We further evaluated the prognostic value of TMERS by Kaplan–Meier survival curve and Cox regression analysis. Compared with the traditional indicators (age and grade), the ROC curve showed that TMERS had a better prediction effect on 1-year, 3-year and 5-year overall survival. Based on the superior prognosis and predictive value of TMERS, we combined TMERS with age to construct a nomogram model for survival prediction, implying the clinical practice value of TMERS.

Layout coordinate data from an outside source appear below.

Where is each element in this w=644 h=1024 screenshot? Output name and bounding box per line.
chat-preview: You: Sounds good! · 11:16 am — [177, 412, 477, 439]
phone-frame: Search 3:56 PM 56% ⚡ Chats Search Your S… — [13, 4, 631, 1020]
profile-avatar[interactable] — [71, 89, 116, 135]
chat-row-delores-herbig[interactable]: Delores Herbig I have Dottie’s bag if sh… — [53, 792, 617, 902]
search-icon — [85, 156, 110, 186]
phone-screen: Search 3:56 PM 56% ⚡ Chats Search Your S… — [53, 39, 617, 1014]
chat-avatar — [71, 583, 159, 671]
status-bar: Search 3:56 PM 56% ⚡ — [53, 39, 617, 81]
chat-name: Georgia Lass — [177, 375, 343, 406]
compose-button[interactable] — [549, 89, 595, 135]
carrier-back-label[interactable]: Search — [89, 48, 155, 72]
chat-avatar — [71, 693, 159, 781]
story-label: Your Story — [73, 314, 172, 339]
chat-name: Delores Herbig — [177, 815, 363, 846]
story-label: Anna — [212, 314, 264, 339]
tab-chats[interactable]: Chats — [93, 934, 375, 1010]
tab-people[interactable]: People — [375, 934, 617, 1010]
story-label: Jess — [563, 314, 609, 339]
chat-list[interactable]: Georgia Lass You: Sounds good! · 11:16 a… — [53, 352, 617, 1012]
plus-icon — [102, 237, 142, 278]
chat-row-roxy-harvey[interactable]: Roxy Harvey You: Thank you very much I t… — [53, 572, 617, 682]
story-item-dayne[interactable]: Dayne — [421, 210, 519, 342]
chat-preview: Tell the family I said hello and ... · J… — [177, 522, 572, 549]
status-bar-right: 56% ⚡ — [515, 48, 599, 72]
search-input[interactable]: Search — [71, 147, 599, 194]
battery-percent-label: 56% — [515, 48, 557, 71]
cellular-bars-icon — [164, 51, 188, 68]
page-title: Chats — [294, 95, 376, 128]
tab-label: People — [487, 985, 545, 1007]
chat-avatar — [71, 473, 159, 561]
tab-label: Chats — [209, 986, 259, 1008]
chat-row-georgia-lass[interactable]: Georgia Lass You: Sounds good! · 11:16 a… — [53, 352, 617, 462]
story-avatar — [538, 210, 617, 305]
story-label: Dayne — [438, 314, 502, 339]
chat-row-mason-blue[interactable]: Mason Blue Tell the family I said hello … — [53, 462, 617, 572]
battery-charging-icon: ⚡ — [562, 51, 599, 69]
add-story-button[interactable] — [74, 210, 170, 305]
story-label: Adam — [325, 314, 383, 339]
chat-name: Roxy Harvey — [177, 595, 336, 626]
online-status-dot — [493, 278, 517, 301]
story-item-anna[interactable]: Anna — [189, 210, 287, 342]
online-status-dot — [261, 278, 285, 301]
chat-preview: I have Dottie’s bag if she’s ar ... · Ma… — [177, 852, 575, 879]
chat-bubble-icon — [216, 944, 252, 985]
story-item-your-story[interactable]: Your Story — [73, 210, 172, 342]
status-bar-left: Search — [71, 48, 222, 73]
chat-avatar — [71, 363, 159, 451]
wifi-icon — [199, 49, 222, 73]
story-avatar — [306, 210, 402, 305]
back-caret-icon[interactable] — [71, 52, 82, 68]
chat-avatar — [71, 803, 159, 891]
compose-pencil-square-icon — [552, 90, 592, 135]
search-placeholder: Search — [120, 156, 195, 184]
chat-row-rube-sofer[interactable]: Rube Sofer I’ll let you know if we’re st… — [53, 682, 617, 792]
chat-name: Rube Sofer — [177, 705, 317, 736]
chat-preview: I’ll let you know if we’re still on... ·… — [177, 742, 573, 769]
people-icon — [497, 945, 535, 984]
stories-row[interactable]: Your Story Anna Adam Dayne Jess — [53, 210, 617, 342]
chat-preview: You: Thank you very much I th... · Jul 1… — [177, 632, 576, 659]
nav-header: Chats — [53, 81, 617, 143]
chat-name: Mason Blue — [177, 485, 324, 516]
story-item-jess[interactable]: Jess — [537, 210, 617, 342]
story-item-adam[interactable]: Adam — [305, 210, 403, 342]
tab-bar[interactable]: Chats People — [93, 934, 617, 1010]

Next, biological function analysis suggested that TMERS could effectively reflect the status of glioma tumor microenvironment, including immune and inflammatory response, extracellular matrix, angiogenesis and cytokines. We then included seven inflammatory metagenes and observed that TMERS was primarily associated with the enhanced inflammatory response involving macrophages, T lymphocytes and antigen-presenting cells, but not B lymphocytes. To better understand the relationship between TMERS and immune response, common immune checkpoint genes were selected. Correlation analysis showed a positive correlation between TMERS and immune checkpoints, indicating that TMERS reflected immunosuppression in gliomas. Immune cells were involved in the regulation of tumor immune response, and our study showed that macrophages mediated immune response were involved TMERS-high group of glioma patients. The majority of non-tumor cells in the microenvironment are macrophages, which support tumor survival and invasion. At present, the interaction between glioma cells and macrophages has been extensively studied. Peiwen Chen et al. found that LOX secreted by glioma cells functioned as a potential macrophage chemoattractant, while SPP1 secreted by macrophages could support the survival of glioma cells and stimulate angiogenesis. Inhibition of LOX expression significantly down-regulated macrophage infiltration and glioma progression [34]. Salvatore J Coniglio et al. revealed that CSF-1 secreted by glioma cell lines stimulated microglia infiltration, while EGF secreted by microglia stimulated glioma cell migration. Blocking the CSF-1R signaling pathway reduced microglial infiltration and glioma invasion [35]. Symbiotic interactions between glioma cells and macrophages offer new opportunities for targeted therapy.

In recent years, research focusing on the tumor microenvironment has become more and more intense, and TME-related signatures, including immune-related signatures, have emerged by a large margin. Qiu et al. constructed a prognostic microenvironment-related immune signature via ESTIMATE for glioma, but the prediction accuracy of this model (AUCs > 0.6) needs to be improved [36]. Zhang et al. built a immune-related gene signature that was effective in risk stratification in primary lower-grade gliomas, but did poorly in predicting survival in recurrent lower-grade gliomas [37]. In a recent study by Xia et al., immune-related lncRNAs were screened and eleven immune-related lncRNAs were adopted to construct the prognostic signature [38]. These studies have reflected the close correlation between tumor microenvironment (including immune components) and tumor development and clinical prognosis. In-depth study of the tumor microenvironment is conducive to the discovery of prognostic markers and the development of novel therapeutic targets.

Conclusions

In conclusion, we evaluated the characteristics of the glioma microenvironment and identified a TME-related signature (TMERS) that could predict the prognosis of glioma patients and reflect the status of glioma microenvironment. More prospective studies, including validation in immunized populations, could further explore the potential value of TMERS. TMERS may help us understand the glioma microenvironment and develop immunotherapy strategies for gliomas.